Il faut bien admettre que le fœtus est distinct de sa mère: c’est génétiquement un être à part, qui serait rapidement détruit par les défenses immunitaires maternelles si des mécanismes de modulation ne rendaient pas le placenta « tolérant » à cette présence intruse.

C’est le moment où ce fœtus distinct devient une personne, être vivant doué de qualités propres, mais aussi de droits, qui sont chez nous inaliénables, qui demeure au coeur de certains débats. On a conclu que c’était à la naissance et c’est très bien ainsi. Mais évidemment, la décision est en partie arbitraire. Pour ne pas dire politique. C’est dans cet intervalle que se glisse la contestation du « droit à l’avortement ».

Il reste que le médecin met fin à une vie potentielle. On ne peut dire moins. S’agissant de croyances, la plupart des arguments fondamentaux se valent sur ce plan ou bien ne valent rien, ce qui est à peu près équivalent.
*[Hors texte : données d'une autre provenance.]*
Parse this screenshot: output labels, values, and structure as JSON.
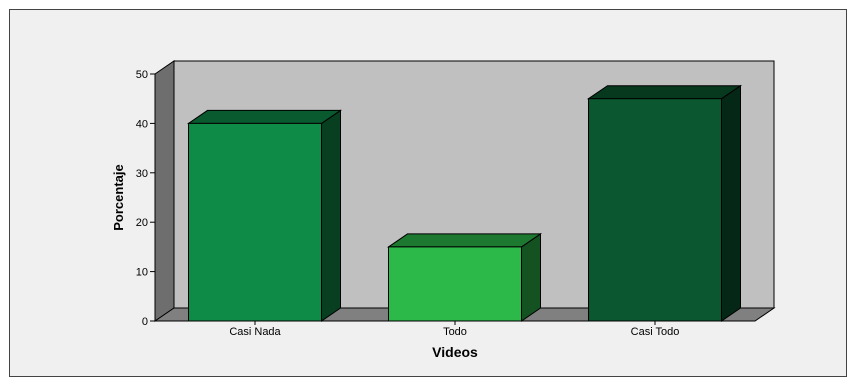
{
  "chart_data": {
    "type": "bar",
    "style": "3d",
    "categories": [
      "Casi Nada",
      "Todo",
      "Casi Todo"
    ],
    "values": [
      40,
      15,
      45
    ],
    "colors": [
      "#0f8b48",
      "#2db84a",
      "#0a5730"
    ],
    "xlabel": "Videos",
    "ylabel": "Porcentaje",
    "ylim": [
      0,
      50
    ],
    "yticks": [
      "0",
      "10",
      "20",
      "30",
      "40",
      "50"
    ],
    "grid": false,
    "wall_color": "#c0c0c0",
    "floor_color": "#808080",
    "frame_background": "#f0f0f0"
  }
}
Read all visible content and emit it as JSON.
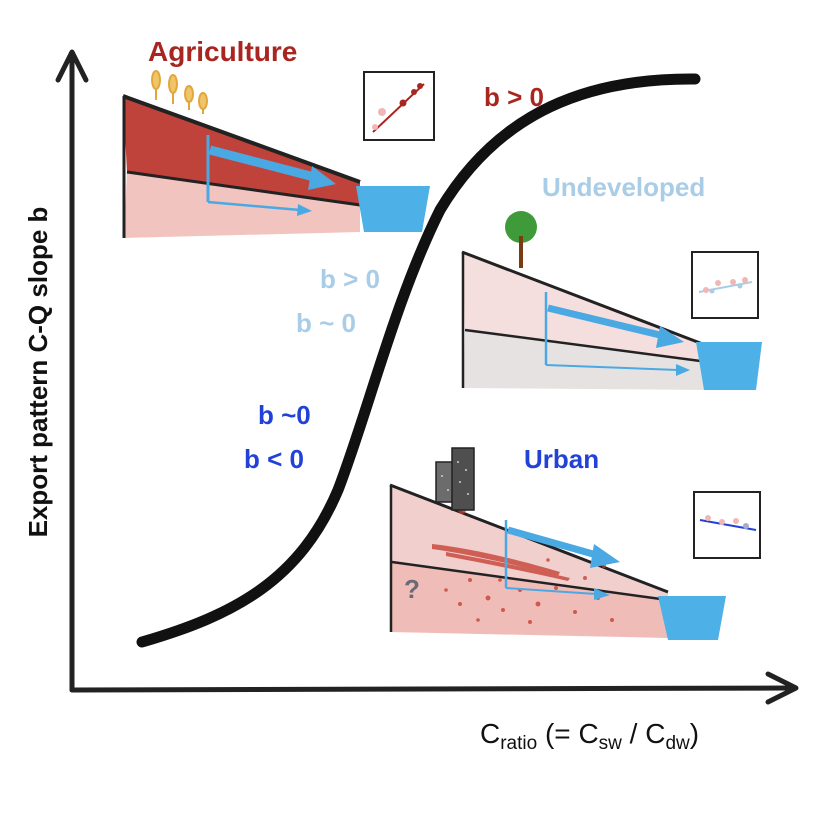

Dans un monde improbable, où chacun serait informé et agirait de manière raisonnable, où les moyens de contraception seraient bien utilisés, où les séparations n’existeraient pas plus que la pauvreté, la violence et les viols, où tous prendraient soin de tout le monde et où aucune femme n’aurait peur d’être laissée seule ou de perdre son travail parce qu’elle va accoucher, il y aurait moins d’avortements. Mais ce monde-là n’existe pas.

Au fond, le combat de Morgentaler est celui d’un médecin qui connait trop bien la nature humaine et le monde, sait à quel point l’imperfection l’habite, est familier avec ses insolubles problèmes et côtoie journellement ses détresses, sa pauvreté, sa violence. Et ses viols. Dans ce monde trop humain, l’accès à l’avortement libre et gratuit est aussi essentiel que toutes les libertés pour lesquelles des hommes et des femmes sont morts.

Le docteur Henry Morgentaler était à sa façon un combattant de la liberté. C’était un médecin politique, qui a transformé la vie de la cité.

Un homme qui s’est tenu debout.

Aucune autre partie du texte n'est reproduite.